The Chetrit family has hit another rough patch downtown, with the mortgage on the 29‑story Standard Oil Building at 26 Broadway now pushed into special servicing. It is the latest turn in a year‑long stretch of creditor actions, court judgments and criminal probes swirling around Meyer and Joseph Chetrit, and it raises a very practical question for Lower Manhattan workers, tenants and investors alike: who is actually going to control one of the Financial District’s best‑known office towers if the numbers do not improve.
According to Morningstar Credit, the $290 million CMBS loan on 26 Broadway was transferred to special servicing after the owners signaled they were likely to stop making payments. The building’s debt‑service coverage ratio has slipped to about 0.76x and net cash flow is roughly 30 percent below what lenders underwrote, while occupancy sat at around 75 percent at the end of the first quarter. Those figures were enough to move the loan into the hands of a special servicer, a step that puts potential workouts or even liquidation on the table for bondholders.
The debt stack was put in place in 2022 by Starwood Mortgage Capital and the Bank of Montreal, and Meyer and Joseph Chetrit also took on a $40 million unsecuritized mezzanine slice tied to the property, according to The Real Deal. The family picked up the ground lease in 2007 for about $225 million, then bought the underlying land in 2010 for roughly $35 million. That layered capital structure, combined with personal guaranties, now leaves the brothers exposed as creditors intensify their collection efforts.
Legal Troubles Pile Up
The financial squeeze is coming on top of mounting legal problems. Manhattan prosecutors unsealed tenant‑harassment indictments against the Chetrits last fall, as reported by Law360. In a separate blow, court filings show fashion designer Reem Acra won a judgment of roughly $38.7 million over fire damage to her studio, according to the New York Courts. Together, those rulings give creditors more leverage as they line up for repayment.

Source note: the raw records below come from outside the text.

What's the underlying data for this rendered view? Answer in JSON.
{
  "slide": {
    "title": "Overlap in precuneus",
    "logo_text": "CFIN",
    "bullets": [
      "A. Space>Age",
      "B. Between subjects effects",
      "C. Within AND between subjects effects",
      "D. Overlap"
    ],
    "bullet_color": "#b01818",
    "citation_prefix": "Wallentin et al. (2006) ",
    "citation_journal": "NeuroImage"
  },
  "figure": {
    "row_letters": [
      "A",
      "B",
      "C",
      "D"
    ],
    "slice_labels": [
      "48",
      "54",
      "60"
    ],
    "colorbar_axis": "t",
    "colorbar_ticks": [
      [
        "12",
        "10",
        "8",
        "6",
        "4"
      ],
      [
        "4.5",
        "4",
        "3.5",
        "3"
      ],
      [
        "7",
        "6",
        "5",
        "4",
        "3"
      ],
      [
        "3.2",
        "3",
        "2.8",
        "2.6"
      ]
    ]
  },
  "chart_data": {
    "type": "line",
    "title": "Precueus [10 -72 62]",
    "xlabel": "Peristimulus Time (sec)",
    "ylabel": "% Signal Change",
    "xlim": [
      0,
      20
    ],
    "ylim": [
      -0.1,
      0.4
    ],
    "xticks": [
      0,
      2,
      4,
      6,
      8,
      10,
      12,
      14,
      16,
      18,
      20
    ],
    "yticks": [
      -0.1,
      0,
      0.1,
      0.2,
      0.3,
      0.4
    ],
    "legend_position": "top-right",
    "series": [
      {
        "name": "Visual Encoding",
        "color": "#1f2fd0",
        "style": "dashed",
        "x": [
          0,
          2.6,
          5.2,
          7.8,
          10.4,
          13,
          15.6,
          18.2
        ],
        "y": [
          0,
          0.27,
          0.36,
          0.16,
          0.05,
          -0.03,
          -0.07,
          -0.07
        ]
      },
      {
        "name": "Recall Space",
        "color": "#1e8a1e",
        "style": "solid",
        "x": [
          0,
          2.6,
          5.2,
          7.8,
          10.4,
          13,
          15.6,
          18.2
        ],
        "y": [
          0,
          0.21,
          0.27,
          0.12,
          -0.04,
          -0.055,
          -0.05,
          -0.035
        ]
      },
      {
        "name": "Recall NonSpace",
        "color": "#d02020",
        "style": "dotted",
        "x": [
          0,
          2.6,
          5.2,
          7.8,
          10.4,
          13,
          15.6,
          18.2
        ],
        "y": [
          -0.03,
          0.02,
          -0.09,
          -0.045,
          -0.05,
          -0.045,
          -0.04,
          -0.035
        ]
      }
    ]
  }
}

What Special Servicing Could Mean For 26 Broadway
When a CMBS loan is handed to special servicing, a workout specialist steps in and decides whether a modification, discounted payoff or foreclosure will squeeze out the best recovery for investors, as Trepp explains. Servicers often try to negotiate a deal that preserves value, but they will pivot to a sale if the numbers make that option more attractive. Creditors are already circling: an affiliate tied to Maverick Real Estate Partners secured a court‑ordered judgment and has been auctioning off Chetrit holding‑company interests, a process The Real Deal detailed. The broader Manhattan office market has shown leasing strength this year, though demand in Lower Manhattan remains uneven, a split that will shape whether a consensual restructuring is realistic or a sale is more likely, according to Colliers.
Neighbors and tenants will be watching closely to see whether day‑to‑day service and leasing momentum at the Standard Oil Building hold up while the loan is under review. A crowded field of creditors and judgment holders could make any single restructuring difficult and stretch out the timeline for a final outcome. Representatives for the parties involved did not immediately respond to requests for comment, according to Bisnow, and the special servicer now has wide latitude to pursue whatever recovery path it believes will best protect bondholders.